I tottered away suffused with relief—the footman eyed me narrowly as I went past him—and through a door behind the dais. It let me into a smaller antechamber, where a royal secretary, a severe older gentleman with an expression of strong disapproval, stiffly asked me to spell my name. I think he had heard some of the scene I’d created outside.

He wrote my name down in an enormous leather-bound tome at the heading of a page. I watched closely to be sure he put it down right, and ignored the disapproval, too glad and grateful to care: the king didn’t seem at all unreasonable. Surely he would pardon Kasia at the trial. I wondered if perhaps we might even ride out with the soldiers, and join Sarkan at Zatochek together to start the battle against the Wood.

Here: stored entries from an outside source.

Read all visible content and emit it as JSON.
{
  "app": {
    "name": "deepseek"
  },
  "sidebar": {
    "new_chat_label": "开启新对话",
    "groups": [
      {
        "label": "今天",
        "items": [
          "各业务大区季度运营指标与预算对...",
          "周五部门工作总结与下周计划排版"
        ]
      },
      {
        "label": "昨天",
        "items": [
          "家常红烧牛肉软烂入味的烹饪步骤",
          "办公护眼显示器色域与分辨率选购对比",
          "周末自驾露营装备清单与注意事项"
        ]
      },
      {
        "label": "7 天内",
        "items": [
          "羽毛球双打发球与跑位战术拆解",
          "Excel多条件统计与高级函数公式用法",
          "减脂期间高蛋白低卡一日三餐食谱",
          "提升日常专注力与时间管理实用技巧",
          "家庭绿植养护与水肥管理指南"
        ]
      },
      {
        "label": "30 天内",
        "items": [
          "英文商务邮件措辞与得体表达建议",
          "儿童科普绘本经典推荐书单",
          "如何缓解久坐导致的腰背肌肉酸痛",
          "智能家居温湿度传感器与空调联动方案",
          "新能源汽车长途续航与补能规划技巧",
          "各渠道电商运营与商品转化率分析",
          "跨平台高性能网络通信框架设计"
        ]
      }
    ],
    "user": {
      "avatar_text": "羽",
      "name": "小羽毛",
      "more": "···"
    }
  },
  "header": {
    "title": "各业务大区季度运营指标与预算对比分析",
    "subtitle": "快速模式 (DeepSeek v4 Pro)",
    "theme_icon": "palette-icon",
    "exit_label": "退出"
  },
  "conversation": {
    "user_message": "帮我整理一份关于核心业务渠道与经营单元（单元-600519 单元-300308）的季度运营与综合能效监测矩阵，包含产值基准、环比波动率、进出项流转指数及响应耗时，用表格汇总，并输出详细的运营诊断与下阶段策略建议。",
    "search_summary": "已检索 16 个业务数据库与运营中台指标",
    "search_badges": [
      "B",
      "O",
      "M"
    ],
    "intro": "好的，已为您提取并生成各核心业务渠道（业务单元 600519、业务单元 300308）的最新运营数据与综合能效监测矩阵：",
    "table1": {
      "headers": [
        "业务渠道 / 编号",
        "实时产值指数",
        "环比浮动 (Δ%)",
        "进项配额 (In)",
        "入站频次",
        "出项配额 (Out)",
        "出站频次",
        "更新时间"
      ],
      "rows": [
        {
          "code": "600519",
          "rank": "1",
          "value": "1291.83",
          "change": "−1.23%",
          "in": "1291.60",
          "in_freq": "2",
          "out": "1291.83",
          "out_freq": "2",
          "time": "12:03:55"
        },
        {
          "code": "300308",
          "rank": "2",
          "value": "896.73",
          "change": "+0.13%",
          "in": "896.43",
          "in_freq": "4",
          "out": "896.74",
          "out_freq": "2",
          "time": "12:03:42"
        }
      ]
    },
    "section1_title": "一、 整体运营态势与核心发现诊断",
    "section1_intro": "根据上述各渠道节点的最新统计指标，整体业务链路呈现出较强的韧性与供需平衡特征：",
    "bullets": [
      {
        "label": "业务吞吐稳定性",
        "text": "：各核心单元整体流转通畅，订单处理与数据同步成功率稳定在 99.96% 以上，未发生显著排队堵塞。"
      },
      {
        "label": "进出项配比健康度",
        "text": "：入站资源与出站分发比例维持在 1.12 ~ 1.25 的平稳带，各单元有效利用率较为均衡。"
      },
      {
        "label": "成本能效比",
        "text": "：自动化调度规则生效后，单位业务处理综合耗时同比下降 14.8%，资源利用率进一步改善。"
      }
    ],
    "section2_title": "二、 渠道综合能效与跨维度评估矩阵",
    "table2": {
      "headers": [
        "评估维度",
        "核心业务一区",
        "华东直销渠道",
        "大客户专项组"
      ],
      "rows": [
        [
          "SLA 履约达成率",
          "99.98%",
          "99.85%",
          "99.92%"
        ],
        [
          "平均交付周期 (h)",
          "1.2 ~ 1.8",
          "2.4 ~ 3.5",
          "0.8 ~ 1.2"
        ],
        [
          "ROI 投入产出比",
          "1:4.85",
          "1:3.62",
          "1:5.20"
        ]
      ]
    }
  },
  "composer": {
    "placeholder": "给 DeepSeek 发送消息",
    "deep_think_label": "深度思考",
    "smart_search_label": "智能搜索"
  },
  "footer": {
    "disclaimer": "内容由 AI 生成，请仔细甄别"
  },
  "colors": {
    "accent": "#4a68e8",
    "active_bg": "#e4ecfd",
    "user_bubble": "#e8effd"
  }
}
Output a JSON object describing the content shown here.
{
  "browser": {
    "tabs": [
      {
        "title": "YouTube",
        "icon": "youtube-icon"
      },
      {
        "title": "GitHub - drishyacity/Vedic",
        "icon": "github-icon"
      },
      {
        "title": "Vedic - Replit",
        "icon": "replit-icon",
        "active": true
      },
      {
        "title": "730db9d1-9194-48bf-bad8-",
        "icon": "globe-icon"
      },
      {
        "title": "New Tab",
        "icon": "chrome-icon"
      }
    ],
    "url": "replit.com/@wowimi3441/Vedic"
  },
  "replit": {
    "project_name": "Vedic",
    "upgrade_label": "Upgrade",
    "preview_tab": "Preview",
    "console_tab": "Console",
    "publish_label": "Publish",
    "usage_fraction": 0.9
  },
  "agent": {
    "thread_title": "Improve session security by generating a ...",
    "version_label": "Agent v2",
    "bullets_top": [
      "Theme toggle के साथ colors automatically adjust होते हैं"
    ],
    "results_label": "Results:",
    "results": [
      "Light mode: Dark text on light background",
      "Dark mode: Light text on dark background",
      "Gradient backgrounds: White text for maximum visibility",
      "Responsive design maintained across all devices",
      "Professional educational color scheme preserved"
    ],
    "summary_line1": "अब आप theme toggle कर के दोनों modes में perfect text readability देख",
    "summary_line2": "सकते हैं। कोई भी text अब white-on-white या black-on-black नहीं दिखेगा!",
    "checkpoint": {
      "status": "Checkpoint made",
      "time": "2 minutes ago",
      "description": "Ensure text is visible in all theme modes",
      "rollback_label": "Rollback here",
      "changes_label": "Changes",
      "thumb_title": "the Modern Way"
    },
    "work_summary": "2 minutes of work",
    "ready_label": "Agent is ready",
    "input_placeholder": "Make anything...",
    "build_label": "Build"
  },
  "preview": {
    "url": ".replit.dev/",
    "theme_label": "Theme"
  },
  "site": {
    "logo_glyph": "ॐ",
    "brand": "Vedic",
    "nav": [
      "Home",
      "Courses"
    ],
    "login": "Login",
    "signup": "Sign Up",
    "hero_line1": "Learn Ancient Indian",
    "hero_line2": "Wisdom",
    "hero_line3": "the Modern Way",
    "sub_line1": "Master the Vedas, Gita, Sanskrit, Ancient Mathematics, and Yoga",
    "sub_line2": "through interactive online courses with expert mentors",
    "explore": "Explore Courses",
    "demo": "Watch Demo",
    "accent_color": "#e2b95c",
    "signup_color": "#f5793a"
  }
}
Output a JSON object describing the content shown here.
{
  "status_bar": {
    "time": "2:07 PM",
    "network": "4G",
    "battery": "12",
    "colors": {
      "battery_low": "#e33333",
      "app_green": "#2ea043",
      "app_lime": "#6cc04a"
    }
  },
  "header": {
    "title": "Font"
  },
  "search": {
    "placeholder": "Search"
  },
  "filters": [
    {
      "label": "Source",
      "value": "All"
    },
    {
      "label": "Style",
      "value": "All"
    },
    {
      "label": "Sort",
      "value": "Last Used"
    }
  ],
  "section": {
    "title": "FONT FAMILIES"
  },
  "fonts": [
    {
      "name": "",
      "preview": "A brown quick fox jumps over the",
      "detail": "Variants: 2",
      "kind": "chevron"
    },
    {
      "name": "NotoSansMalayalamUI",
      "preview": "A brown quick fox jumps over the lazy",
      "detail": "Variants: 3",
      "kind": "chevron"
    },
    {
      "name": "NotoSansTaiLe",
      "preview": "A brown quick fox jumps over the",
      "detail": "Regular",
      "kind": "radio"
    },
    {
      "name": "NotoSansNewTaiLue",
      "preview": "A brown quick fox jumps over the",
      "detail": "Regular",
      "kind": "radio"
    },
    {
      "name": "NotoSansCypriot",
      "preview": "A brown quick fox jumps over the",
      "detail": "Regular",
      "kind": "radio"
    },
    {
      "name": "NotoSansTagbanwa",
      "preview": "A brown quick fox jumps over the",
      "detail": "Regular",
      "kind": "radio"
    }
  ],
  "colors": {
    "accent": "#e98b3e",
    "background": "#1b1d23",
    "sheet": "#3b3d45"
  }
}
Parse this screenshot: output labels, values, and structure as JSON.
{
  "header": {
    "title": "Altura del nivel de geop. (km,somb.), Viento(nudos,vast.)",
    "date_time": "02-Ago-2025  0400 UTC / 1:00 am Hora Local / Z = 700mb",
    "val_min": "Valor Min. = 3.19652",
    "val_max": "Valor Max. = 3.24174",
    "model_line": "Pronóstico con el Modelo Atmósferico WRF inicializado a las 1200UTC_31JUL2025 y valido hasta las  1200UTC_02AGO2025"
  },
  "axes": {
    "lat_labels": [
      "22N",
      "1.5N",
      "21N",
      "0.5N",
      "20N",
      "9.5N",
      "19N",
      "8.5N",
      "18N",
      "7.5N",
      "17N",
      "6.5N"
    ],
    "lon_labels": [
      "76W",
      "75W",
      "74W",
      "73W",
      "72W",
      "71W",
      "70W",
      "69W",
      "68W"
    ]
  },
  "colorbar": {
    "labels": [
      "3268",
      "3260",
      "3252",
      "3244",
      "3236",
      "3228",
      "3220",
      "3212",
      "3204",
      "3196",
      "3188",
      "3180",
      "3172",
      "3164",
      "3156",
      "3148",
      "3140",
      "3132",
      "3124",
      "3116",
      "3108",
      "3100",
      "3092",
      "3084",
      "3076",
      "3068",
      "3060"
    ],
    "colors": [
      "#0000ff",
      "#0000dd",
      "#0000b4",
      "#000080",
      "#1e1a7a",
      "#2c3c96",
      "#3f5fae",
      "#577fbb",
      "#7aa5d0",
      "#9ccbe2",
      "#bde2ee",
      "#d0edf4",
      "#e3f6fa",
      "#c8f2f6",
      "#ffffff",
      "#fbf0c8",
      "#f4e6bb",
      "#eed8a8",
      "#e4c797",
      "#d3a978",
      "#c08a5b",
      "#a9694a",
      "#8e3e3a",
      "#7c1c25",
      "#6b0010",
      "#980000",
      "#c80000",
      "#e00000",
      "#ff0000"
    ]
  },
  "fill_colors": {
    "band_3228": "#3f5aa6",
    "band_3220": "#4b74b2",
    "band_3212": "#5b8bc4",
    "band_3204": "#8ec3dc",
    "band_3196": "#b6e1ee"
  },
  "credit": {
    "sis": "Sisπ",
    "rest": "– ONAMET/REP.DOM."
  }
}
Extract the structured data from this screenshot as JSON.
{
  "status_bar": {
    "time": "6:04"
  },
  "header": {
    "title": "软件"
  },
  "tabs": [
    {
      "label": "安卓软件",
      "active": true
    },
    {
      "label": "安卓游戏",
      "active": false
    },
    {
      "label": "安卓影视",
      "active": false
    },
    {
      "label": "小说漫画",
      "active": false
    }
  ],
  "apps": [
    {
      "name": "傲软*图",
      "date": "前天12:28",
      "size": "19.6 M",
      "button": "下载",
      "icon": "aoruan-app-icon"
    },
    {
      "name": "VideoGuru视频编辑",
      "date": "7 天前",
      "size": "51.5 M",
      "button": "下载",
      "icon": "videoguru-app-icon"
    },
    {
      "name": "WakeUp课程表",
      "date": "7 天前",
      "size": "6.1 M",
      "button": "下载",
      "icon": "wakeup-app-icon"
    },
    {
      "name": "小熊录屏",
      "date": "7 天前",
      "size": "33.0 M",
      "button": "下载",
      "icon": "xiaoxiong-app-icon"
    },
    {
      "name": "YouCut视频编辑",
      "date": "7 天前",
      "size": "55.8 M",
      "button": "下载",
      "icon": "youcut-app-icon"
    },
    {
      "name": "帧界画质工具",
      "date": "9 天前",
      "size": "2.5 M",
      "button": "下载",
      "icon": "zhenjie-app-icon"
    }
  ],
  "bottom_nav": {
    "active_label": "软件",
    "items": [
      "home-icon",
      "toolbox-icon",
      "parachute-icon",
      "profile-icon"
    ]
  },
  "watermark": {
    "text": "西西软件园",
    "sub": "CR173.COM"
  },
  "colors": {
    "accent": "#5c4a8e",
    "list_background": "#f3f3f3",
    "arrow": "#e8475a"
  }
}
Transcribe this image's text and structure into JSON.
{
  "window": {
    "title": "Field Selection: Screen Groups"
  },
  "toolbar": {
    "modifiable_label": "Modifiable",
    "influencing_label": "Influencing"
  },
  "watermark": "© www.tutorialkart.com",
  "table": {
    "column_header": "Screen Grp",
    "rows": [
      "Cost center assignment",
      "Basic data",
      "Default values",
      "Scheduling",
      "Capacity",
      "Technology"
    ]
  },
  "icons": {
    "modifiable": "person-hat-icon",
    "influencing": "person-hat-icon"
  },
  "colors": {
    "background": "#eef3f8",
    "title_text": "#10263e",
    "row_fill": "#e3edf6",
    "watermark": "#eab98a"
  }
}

“When will the trial begin?” I asked the secretary when he had finished writing my name.

He only gave me an incredulous stare, lifted from the letter he’d already turned his attention to. “I surely cannot say,” he said, and then sent his stare from me to the door leading out of the room, the hint as pointed as a pitchfork.

“But isn’t there—it must start soon?” I tried.

He had already looked back down at his letter. This time he raised his head even more slowly, as if he couldn’t believe I was still there. “It will begin,” he said, with awful enunciated precision, “whenever the king decrees.”